IBM Cloud Docs
Configuring Wal2json

Configuring Wal2json

IBM Cloud® Databases for PostgreSQL deployments support the wal2json plug-in, enabling logical decoding on your deployment. The plug-in is deprecated on PostgreSQL version 9.6 and 10, and is only supported on PostgreSQL versions 11 and 12. The plug-in is already installed, but you must configure your deployment and databases to use it.

  1. First, you need to configure the wal_level, max_replication_slots, and max_wal_senders settings. Change the wal_level to logical. The max_replication_slots, and max_wal_senders both need to be set to a value greater than 20. Databases for PostgreSQL reserves 20 replication slots and WAL senders for current and future operational purposes.

    curl -X PATCH https://api.{region}.databases.cloud.ibm.com/v4/ibm/deployments/{id}/configuration 
      -H 'Authorization: Bearer <>'
      -H 'Content-Type: application/json'
      -d '{"configuration": {
            "wal_level": "logical",
            "max_replication_slots": 21,
            "max_wal_senders": 21
            }
          }'
    
  2. Set a password for the repl user. Any user's password can be changed by using the Cloud Databases CLI plug-in cdb deployment-user-password command or Cloud Databases API /deployments/{id}/users/{username} endpoint. The repl user has REPLICATION privileges and the wal2json plug-in uses it after you set a password for it.
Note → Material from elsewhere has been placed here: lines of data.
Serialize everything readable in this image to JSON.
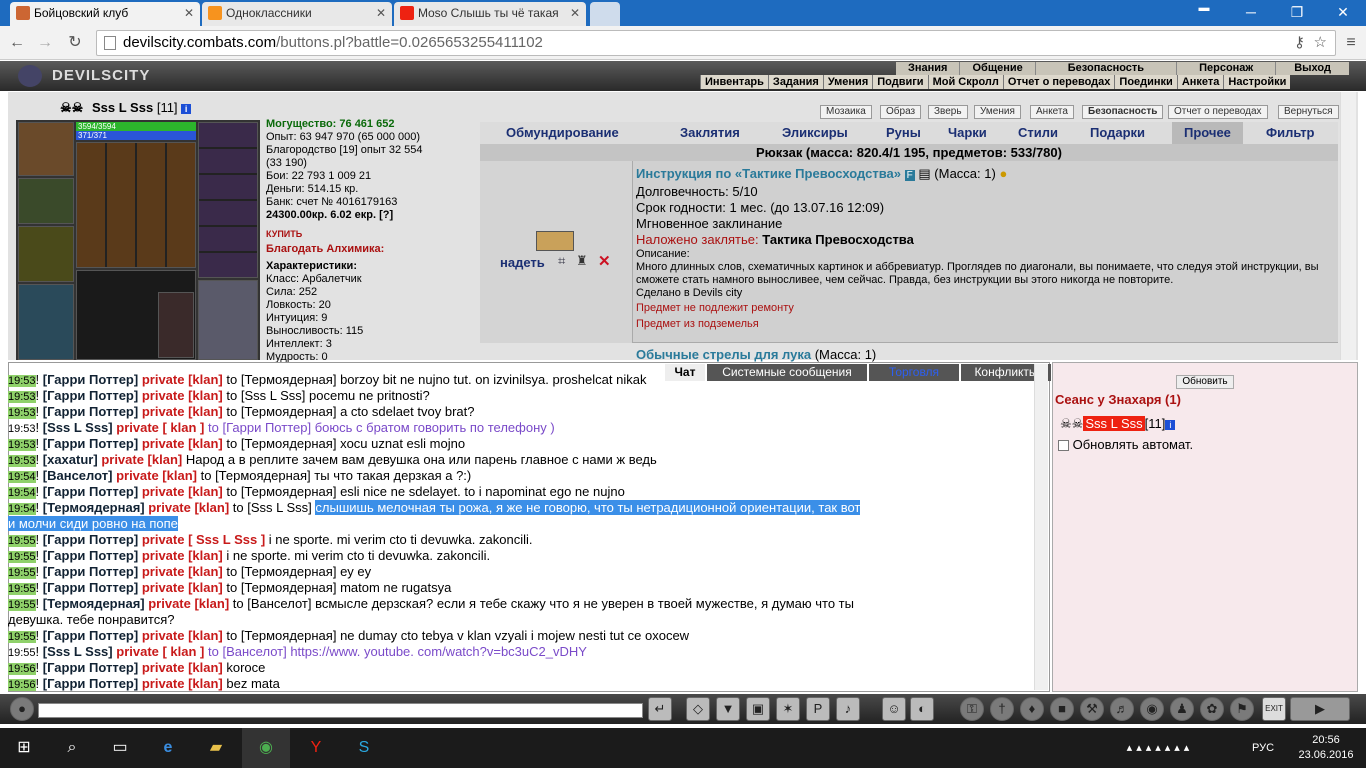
{
  "browser": {
    "tabs": [
      {
        "label": "Бойцовский клуб",
        "active": true
      },
      {
        "label": "Одноклассники",
        "active": false
      },
      {
        "label": "Moso Слышь ты чё такая",
        "active": false
      }
    ],
    "url": "devilscity.combats.com/buttons.pl?battle=0.0265653255411102",
    "url_host": "devilscity.combats.com",
    "url_path": "/buttons.pl?battle=0.0265653255411102"
  },
  "game": {
    "logo": "DEVILSCITY",
    "menu_main": [
      "Знания",
      "Общение",
      "Безопасность",
      "Персонаж",
      "Выход"
    ],
    "menu_sub": [
      "Инвентарь",
      "Задания",
      "Умения",
      "Подвиги",
      "Мой Скролл",
      "Отчет о переводах",
      "Поединки",
      "Анкета",
      "Настройки"
    ],
    "top_buttons": [
      "Мозаика",
      "Образ",
      "Зверь",
      "Умения",
      "Анкета",
      "Безопасность",
      "Отчет о переводах",
      "Вернуться"
    ],
    "character": {
      "name": "Sss L Sss",
      "level": "[11]",
      "hp": "3594/3594",
      "mana": "371/371"
    },
    "stats": {
      "power": "Могущество: 76 461 652",
      "exp": "Опыт: 63 947 970 (65 000 000)",
      "valor": "Благородство [19] опыт 32 554",
      "valor2": "(33 190)",
      "fights": "Бои:  22 793     1 009    21",
      "money": "Деньги: 514.15 кр.",
      "bank": "Банк: счет № 4016179163",
      "bank2": "24300.00кр. 6.02 екр. [?]",
      "buy": "КУПИТЬ",
      "blessing": "Благодать Алхимика:",
      "char_header": "Характеристики:",
      "class": "Класс: Арбалетчик",
      "str": "Сила: 252",
      "agi": "Ловкость: 20",
      "int": "Интуиция: 9",
      "end": "Выносливость: 115",
      "intel": "Интеллект: 3",
      "wis": "Мудрость: 0"
    },
    "inventory_tabs": [
      "Обмундирование",
      "Заклятия",
      "Эликсиры",
      "Руны",
      "Чарки",
      "Стили",
      "Подарки",
      "Прочее",
      "Фильтр"
    ],
    "bag": "Рюкзак (масса: 820.4/1 195, предметов: 533/780)",
    "item": {
      "action": "надеть",
      "title": "Инструкция по «Тактике Превосходства»",
      "mass": "(Масса: 1)",
      "durability": "Долговечность: 5/10",
      "expiry": "Срок годности: 1 мес. (до 13.07.16 12:09)",
      "instant": "Мгновенное заклинание",
      "spell_label": "Наложено заклятье:",
      "spell": "Тактика Превосходства",
      "desc_label": "Описание:",
      "desc": "Много длинных слов, схематичных картинок и аббревиатур. Проглядев по диагонали, вы понимаете, что следуя этой инструкции, вы сможете стать намного выносливее, чем сейчас. Правда, без инструкции вы этого никогда не повторите.",
      "made": "Сделано в Devils city",
      "norepair": "Предмет не подлежит ремонту",
      "from": "Предмет из подземелья"
    },
    "item2": {
      "title": "Обычные стрелы для лука",
      "mass": "(Масса: 1)"
    }
  },
  "chat": {
    "tabs": [
      "Чат",
      "Системные сообщения",
      "Торговля",
      "Конфликты"
    ],
    "lines": [
      {
        "t": "19:53",
        "from": "[Гарри Поттер]",
        "kind": "private [klan]",
        "to": "to [Термоядерная]",
        "msg": "borzoy bit ne nujno tut. on izvinilsya. proshelcat nikak"
      },
      {
        "t": "19:53",
        "from": "[Гарри Поттер]",
        "kind": "private [klan]",
        "to": "to [Sss L Sss]",
        "msg": "pocemu ne pritnosti?"
      },
      {
        "t": "19:53",
        "from": "[Гарри Поттер]",
        "kind": "private [klan]",
        "to": "to [Термоядерная]",
        "msg": "a cto sdelaet tvoy brat?"
      },
      {
        "t": "19:53",
        "from": "[Sss L Sss]",
        "kind": "private [ klan ]",
        "to": "to [Гарри Поттер]",
        "msg": "боюсь с братом говорить по телефону )",
        "self": true
      },
      {
        "t": "19:53",
        "from": "[Гарри Поттер]",
        "kind": "private [klan]",
        "to": "to [Термоядерная]",
        "msg": "xocu uznat esli mojno"
      },
      {
        "t": "19:53",
        "from": "[xaxatur]",
        "kind": "private [klan]",
        "to": "",
        "msg": "Народ а в реплите зачем вам девушка она или парень главное с нами ж ведь"
      },
      {
        "t": "19:54",
        "from": "[Ванселот]",
        "kind": "private [klan]",
        "to": "to [Термоядерная]",
        "msg": "ты что такая дерзкая а ?:)"
      },
      {
        "t": "19:54",
        "from": "[Гарри Поттер]",
        "kind": "private [klan]",
        "to": "to [Термоядерная]",
        "msg": "esli nice ne sdelayet. to i napominat ego ne nujno"
      },
      {
        "t": "19:54",
        "from": "[Термоядерная]",
        "kind": "private [klan]",
        "to": "to [Sss L Sss]",
        "msg": "слышишь мелочная ты рожа, я же не говорю, что ты нетрадиционной ориентации, так вот",
        "msg2": "и молчи сиди ровно на попе",
        "hl": true
      },
      {
        "t": "19:55",
        "from": "[Гарри Поттер]",
        "kind": "private [ Sss L Sss ]",
        "to": "",
        "msg": "i ne sporte. mi verim cto ti devuwka. zakoncili."
      },
      {
        "t": "19:55",
        "from": "[Гарри Поттер]",
        "kind": "private [klan]",
        "to": "",
        "msg": "i ne sporte. mi verim cto ti devuwka. zakoncili."
      },
      {
        "t": "19:55",
        "from": "[Гарри Поттер]",
        "kind": "private [klan]",
        "to": "to [Термоядерная]",
        "msg": "ey ey"
      },
      {
        "t": "19:55",
        "from": "[Гарри Поттер]",
        "kind": "private [klan]",
        "to": "to [Термоядерная]",
        "msg": "matom ne rugatsya"
      },
      {
        "t": "19:55",
        "from": "[Термоядерная]",
        "kind": "private [klan]",
        "to": "to [Ванселот]",
        "msg": "всмысле дерзская? если я тебе скажу что я не уверен в твоей мужестве, я думаю что ты",
        "msg2": "девушка. тебе понравится?"
      },
      {
        "t": "19:55",
        "from": "[Гарри Поттер]",
        "kind": "private [klan]",
        "to": "to [Термоядерная]",
        "msg": "ne dumay cto tebya v klan vzyali i mojew nesti tut ce oxocew"
      },
      {
        "t": "19:55",
        "from": "[Sss L Sss]",
        "kind": "private [ klan ]",
        "to": "to [Ванселот]",
        "msg": "https://www. youtube. com/watch?v=bc3uC2_vDHY",
        "self": true
      },
      {
        "t": "19:56",
        "from": "[Гарри Поттер]",
        "kind": "private [klan]",
        "to": "",
        "msg": "koroce"
      },
      {
        "t": "19:56",
        "from": "[Гарри Поттер]",
        "kind": "private [klan]",
        "to": "",
        "msg": "bez mata"
      }
    ]
  },
  "right_panel": {
    "refresh": "Обновить",
    "title": "Сеанс у Знахаря (1)",
    "user": "Sss L Sss",
    "level": "[11]",
    "auto": "Обновлять автомат."
  },
  "taskbar": {
    "lang": "РУС",
    "time": "20:56",
    "date": "23.06.2016"
  }
}
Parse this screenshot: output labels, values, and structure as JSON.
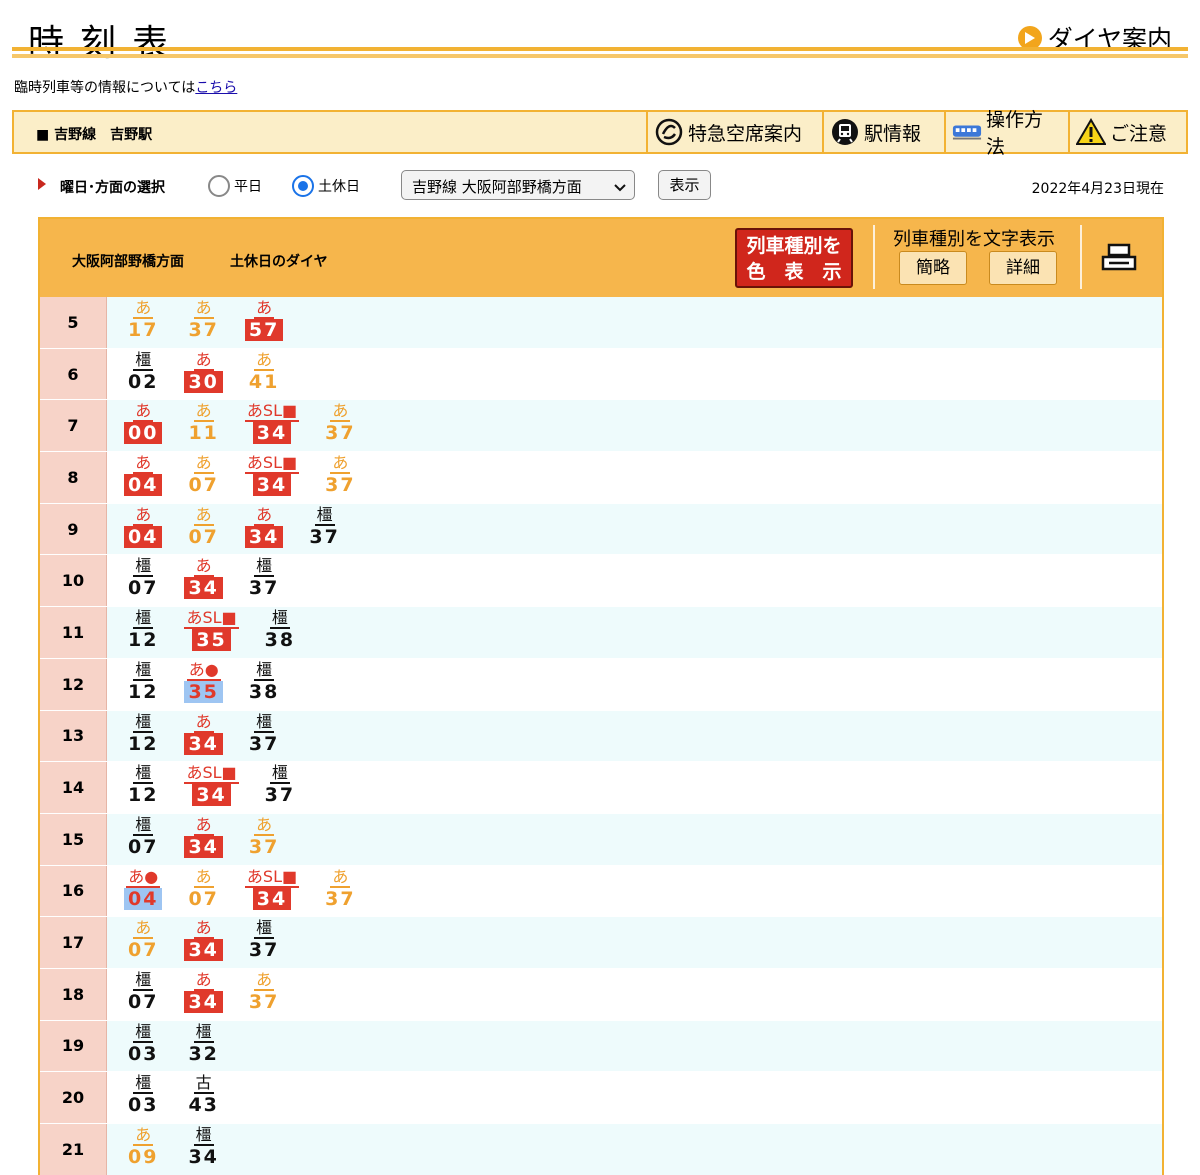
{
  "header": {
    "title": "時刻表",
    "dia_link": "ダイヤ案内",
    "info_text": "臨時列車等の情報については",
    "info_link": "こちら"
  },
  "station": {
    "name": "■ 吉野線　吉野駅",
    "tools": [
      {
        "label": "特急空席案内",
        "icon": "reservation-icon"
      },
      {
        "label": "駅情報",
        "icon": "train-front-icon"
      },
      {
        "label": "操作方法",
        "icon": "train-side-icon"
      },
      {
        "label": "ご注意",
        "icon": "warning-icon"
      }
    ]
  },
  "selection": {
    "label": "曜日･方面の選択",
    "options": [
      {
        "label": "平日",
        "selected": false
      },
      {
        "label": "土休日",
        "selected": true
      }
    ],
    "direction": "吉野線 大阪阿部野橋方面",
    "show_button": "表示",
    "as_of": "2022年4月23日現在"
  },
  "timetable": {
    "direction": "大阪阿部野橋方面",
    "day_type": "土休日のダイヤ",
    "color_button_line1": "列車種別を",
    "color_button_line2": "色　表　示",
    "text_display_title": "列車種別を文字表示",
    "text_btn_simple": "簡略",
    "text_btn_detail": "詳細",
    "print_icon": "print-icon",
    "colors": {
      "orange": "#efa12f",
      "red": "#e0392b",
      "blue": "#9ec5f2",
      "hour_bg": "#f7d3c8"
    },
    "rows": [
      {
        "hour": "5",
        "deps": [
          {
            "dest": "あ",
            "min": "17",
            "style": "orange"
          },
          {
            "dest": "あ",
            "min": "37",
            "style": "orange"
          },
          {
            "dest": "あ",
            "min": "57",
            "style": "red"
          }
        ]
      },
      {
        "hour": "6",
        "deps": [
          {
            "dest": "橿",
            "min": "02",
            "style": "black"
          },
          {
            "dest": "あ",
            "min": "30",
            "style": "red"
          },
          {
            "dest": "あ",
            "min": "41",
            "style": "orange"
          }
        ]
      },
      {
        "hour": "7",
        "deps": [
          {
            "dest": "あ",
            "min": "00",
            "style": "red"
          },
          {
            "dest": "あ",
            "min": "11",
            "style": "orange"
          },
          {
            "dest": "あSL■",
            "min": "34",
            "style": "red"
          },
          {
            "dest": "あ",
            "min": "37",
            "style": "orange"
          }
        ]
      },
      {
        "hour": "8",
        "deps": [
          {
            "dest": "あ",
            "min": "04",
            "style": "red"
          },
          {
            "dest": "あ",
            "min": "07",
            "style": "orange"
          },
          {
            "dest": "あSL■",
            "min": "34",
            "style": "red"
          },
          {
            "dest": "あ",
            "min": "37",
            "style": "orange"
          }
        ]
      },
      {
        "hour": "9",
        "deps": [
          {
            "dest": "あ",
            "min": "04",
            "style": "red"
          },
          {
            "dest": "あ",
            "min": "07",
            "style": "orange"
          },
          {
            "dest": "あ",
            "min": "34",
            "style": "red"
          },
          {
            "dest": "橿",
            "min": "37",
            "style": "black"
          }
        ]
      },
      {
        "hour": "10",
        "deps": [
          {
            "dest": "橿",
            "min": "07",
            "style": "black"
          },
          {
            "dest": "あ",
            "min": "34",
            "style": "red"
          },
          {
            "dest": "橿",
            "min": "37",
            "style": "black"
          }
        ]
      },
      {
        "hour": "11",
        "deps": [
          {
            "dest": "橿",
            "min": "12",
            "style": "black"
          },
          {
            "dest": "あSL■",
            "min": "35",
            "style": "red"
          },
          {
            "dest": "橿",
            "min": "38",
            "style": "black"
          }
        ]
      },
      {
        "hour": "12",
        "deps": [
          {
            "dest": "橿",
            "min": "12",
            "style": "black"
          },
          {
            "dest": "あ●",
            "min": "35",
            "style": "blue"
          },
          {
            "dest": "橿",
            "min": "38",
            "style": "black"
          }
        ]
      },
      {
        "hour": "13",
        "deps": [
          {
            "dest": "橿",
            "min": "12",
            "style": "black"
          },
          {
            "dest": "あ",
            "min": "34",
            "style": "red"
          },
          {
            "dest": "橿",
            "min": "37",
            "style": "black"
          }
        ]
      },
      {
        "hour": "14",
        "deps": [
          {
            "dest": "橿",
            "min": "12",
            "style": "black"
          },
          {
            "dest": "あSL■",
            "min": "34",
            "style": "red"
          },
          {
            "dest": "橿",
            "min": "37",
            "style": "black"
          }
        ]
      },
      {
        "hour": "15",
        "deps": [
          {
            "dest": "橿",
            "min": "07",
            "style": "black"
          },
          {
            "dest": "あ",
            "min": "34",
            "style": "red"
          },
          {
            "dest": "あ",
            "min": "37",
            "style": "orange"
          }
        ]
      },
      {
        "hour": "16",
        "deps": [
          {
            "dest": "あ●",
            "min": "04",
            "style": "blue"
          },
          {
            "dest": "あ",
            "min": "07",
            "style": "orange"
          },
          {
            "dest": "あSL■",
            "min": "34",
            "style": "red"
          },
          {
            "dest": "あ",
            "min": "37",
            "style": "orange"
          }
        ]
      },
      {
        "hour": "17",
        "deps": [
          {
            "dest": "あ",
            "min": "07",
            "style": "orange"
          },
          {
            "dest": "あ",
            "min": "34",
            "style": "red"
          },
          {
            "dest": "橿",
            "min": "37",
            "style": "black"
          }
        ]
      },
      {
        "hour": "18",
        "deps": [
          {
            "dest": "橿",
            "min": "07",
            "style": "black"
          },
          {
            "dest": "あ",
            "min": "34",
            "style": "red"
          },
          {
            "dest": "あ",
            "min": "37",
            "style": "orange"
          }
        ]
      },
      {
        "hour": "19",
        "deps": [
          {
            "dest": "橿",
            "min": "03",
            "style": "black"
          },
          {
            "dest": "橿",
            "min": "32",
            "style": "black"
          }
        ]
      },
      {
        "hour": "20",
        "deps": [
          {
            "dest": "橿",
            "min": "03",
            "style": "black"
          },
          {
            "dest": "古",
            "min": "43",
            "style": "black"
          }
        ]
      },
      {
        "hour": "21",
        "deps": [
          {
            "dest": "あ",
            "min": "09",
            "style": "orange"
          },
          {
            "dest": "橿",
            "min": "34",
            "style": "black"
          }
        ]
      }
    ]
  }
}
  3. Create a replication slot on the database from the Cloud Databases API. Send a POST request to the /deployments/{id}/postgresql/logical_replication_slots endpoint.

    curl -X POST https://api.{region}.databases.cloud.ibm.com/v4/ibm/deployments/{id}/postgresql/logical_replication_slots   -H 'Authorization: Bearer <>'
      -H 'Content-Type: application/json' 
      -d '{"logical_replication_slot": {
           "name": "<slot_name>",
           "database_name": "<database_name>",
           "plugin_type": "wal2json"
           }
         }'
    

    The plug-in type must be wal2json. The database must be an existing database. The slot name can contain only lowercase letters, numbers, and the underscore character. You can check the existence of the replication slot by connecting to any database and running

    SELECT * FROM pg_replication_slots WHERE slot_name = '<slot_name>';
    
  4. To test the plug-in run pg_recvlogical from the command-line. The command is available with an installation of PostgreSQL. Use the host and port from your deployment, and the database and slot name you created through the API,

    PGSSLMODE=require pg_recvlogical -d <DATABASE NAME> -U repl -h <HOST> -p <PORT>    --slot <SLOT NAME> --start -o pretty-print=1 -f -
    
  5. Create a table on ibmclouddb and insert some data. Ensure that the inserts come out in the command-line that is running pg_recvlogical.

    Table creates do not appear.

Wal2json considerations and tips

  • Setting wal_level to logical increases the size of the WAL files because PostgreSQL needs more data to accomplish logical decoding. If you aren't using wal2json, leave wal_level at the default. Larger WAL files potentially mean that more disk space is required. Write throughput can decrease, along with replication lag that affects high availability and read-only replicas, and longer restore times from a backup.

  • Logical decoding has a set of restrictions on what replicates. Some of these include schema/DDL, sequences, TRUNCATE, and Large Objects.

  • When a controlled HA switchover happens, it is possible that replication events will be delivered more than once. Downstream applications must be able to handle events being delivered more than once.

  • If you create a logical replication slot, and a consumer is not connected and consuming the changes, you run the risk of running your deployment out of disk space. The replication slot tells PostgreSQL to keep all the transaction logs that have the changes that the consumer needs. If nothing is consuming those changes, PostgreSQL continues collecting them until it is out of disk space. You can monitor disk space with the IBM Cloud® Monitoring integration. If you run out of space, you can scale up disk, which allows the database to start. Then, you can either start consuming the changes or drop the slot.

  • You can check how much disk space is being used by a specific replication slot and whether that replication slot has an active consumer. Use the admin user to run one of the following commands:

    PostgreSQL 10.x and newer

    SELECT slot_name, pg_size_pretty(pg_wal_lsn_diff(pg_current_wal_lsn(),restart_lsn)) AS lag, active from pg_replication_slots WHERE slot_type='logical';
    

    PostgreSQL 9.x

    SELECT slot_name, pg_size_pretty(pg_xlog_location_diff(pg_current_xlog_location(),restart_lsn)) AS lag, active FROM pg_replication_slots WHERE slot_type='logical';
    

If you see higher than expected disk usage on your deployment, troubleshoot by checking that your replication slot has a consumer and isn't running your deployment out of disk space.